George Dawes Green made a huge splash onto the literary scene with his mid-1990s bestsellers, The Caveman’s Valentine and The Juror. The release of his critically acclaimed third novel, Ravens, came 14 years later. And now, 13 years after that, Green is back with the intriguing and immersive The Kingdoms of Savannah, a darkly mesmerizing mystery that will enthrall readers with its original premise and characters as Green escorts them through the titular city’s glittering society circles, criminal underworld and extensive homeless community, all rife with terrible secrets past and present.

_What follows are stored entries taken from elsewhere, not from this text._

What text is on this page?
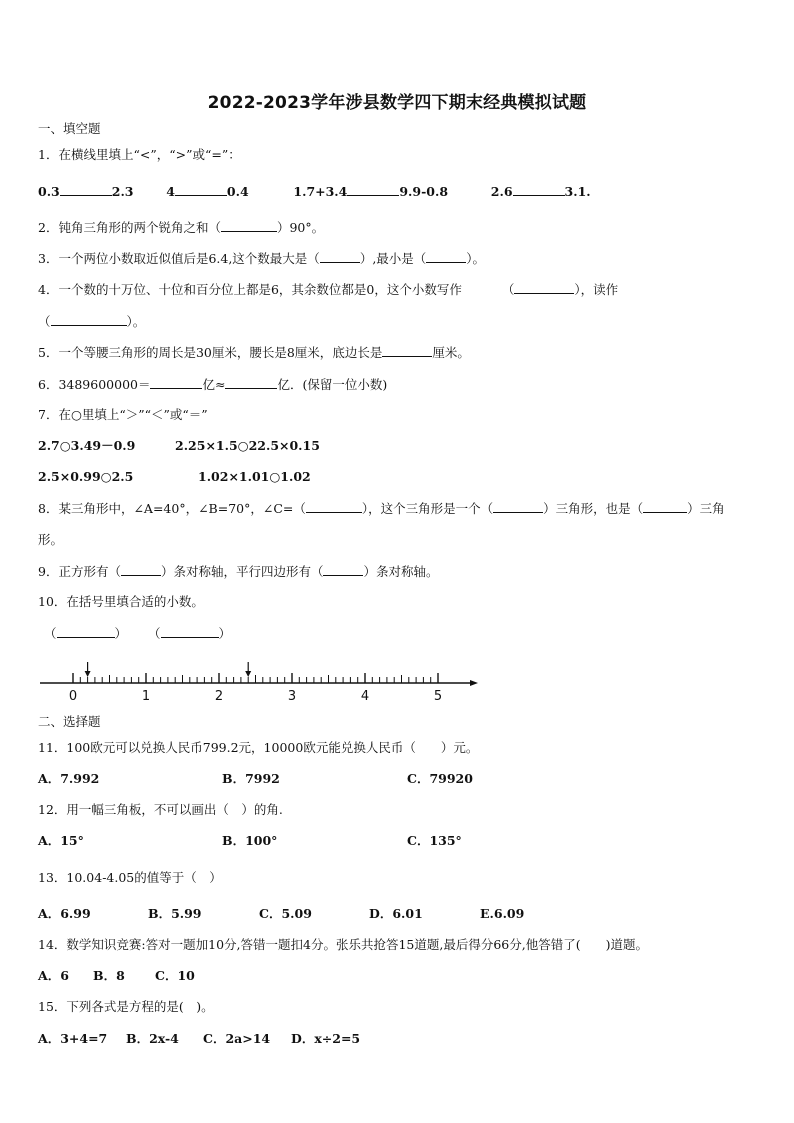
2022-2023学年涉县数学四下期末经典模拟试题
一、填空题
1．在横线里填上“<”，“>”或“=”：
0.3	2.3	4	0.4	1.7+3.4	9.9-0.8	2.6	3.1.
2．钝角三角形的两个锐角之和（	）90°。
3．一个两位小数取近似值后是6.4,这个数最大是（	）,最小是（	）。
4．一个数的十万位、十位和百分位上都是6，其余数位都是0，这个小数写作	（	），读作
（	）。
5．一个等腰三角形的周长是30厘米，腰长是8厘米，底边长是	厘米。
6．3489600000＝	亿≈	亿．(保留一位小数)
7．在○里填上“＞”“＜”或“＝”
2.7○3.49－0.9	2.25×1.5○22.5×0.15
2.5×0.99○2.5	1.02×1.01○1.02
8．某三角形中，∠A=40°，∠B=70°，∠C=（	），这个三角形是一个（	）三角形，也是（	）三角
形。
9．正方形有（	）条对称轴，平行四边形有（	）条对称轴。
10．在括号里填合适的小数。
（	） （	）
0	1	2	3	4	5
二、选择题
11．100欧元可以兑换人民币799.2元，10000欧元能兑换人民币（　　）元。
A．7.992	B．7992	C．79920
12．用一幅三角板，不可以画出（　）的角.
A．15°	B．100°	C．135°
13．10.04-4.05的值等于（　）
A．6.99	B．5.99	C．5.09	D．6.01	E.6.09
14．数学知识竞赛:答对一题加10分,答错一题扣4分。张乐共抢答15道题,最后得分66分,他答错了(　　)道题。
A．6 B．8 C．10
15．下列各式是方程的是(　)。
A．3+4=7 B．2x-4 C．2a>14 D．x÷2=5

While Savannah, Georgia, has, as one character muses, “all the conviviality and the outrageous beauty and the characters and the sunlight and the aromas,” it also “rests upon a bed of history so vile no novelist could invent it,” as the author writes in a note at the book’s beginning. What Green did invent, though, is the wealthy and powerful Musgroves, a white family whose roots in the city reach back to the 1800s. When Luke, a young man experiencing homelessness, is found stabbed to death in a decrepit building and his friend Stony, a 43-year-old Black woman who works as a contract archaeologist, goes missing, Morgana Musgrove is hired to investigate. (One of her late husband’s many businesses was a detective agency, you see.) The owner of the building where Luke’s body was found is the mobster-esque Archie Guzman, and he’s offering a lot of money for answers as to what happened. But why does Guzman care about Luke and Stony? And why is he insisting Morgana play detective?
Morgana’s granddaughter Jaq, an amateur documentarian, and estranged son Ransom, who’s been living at an encampment under the highway, join her on the case. The trio pingpongs off one another in ways that are both entertaining and poignant, their different life experiences and painful histories affecting how they see both one another and the case. Family secrets bubble up to the surface even as the trio ignores ruffled society-people feathers and you’d-better-back-off threats. Green follows Morgana, Jaq and Ransom on their quest for truth, moving between marvelous mansions and homeless encampments, police stations and dive bars. All the while, ghost-tour carriages rattle by in the background, serving as chilling reminders of tragedy twisted into glib entertainment.
Green’s historical notes at the end of the book offer fascinating details about the real-life people and events that inspired him to write The Kingdoms of Savannah, which is a masterful and multifaceted work: finely crafted mystery, thought-provoking social commentary and an indelible portrait of a complicated city.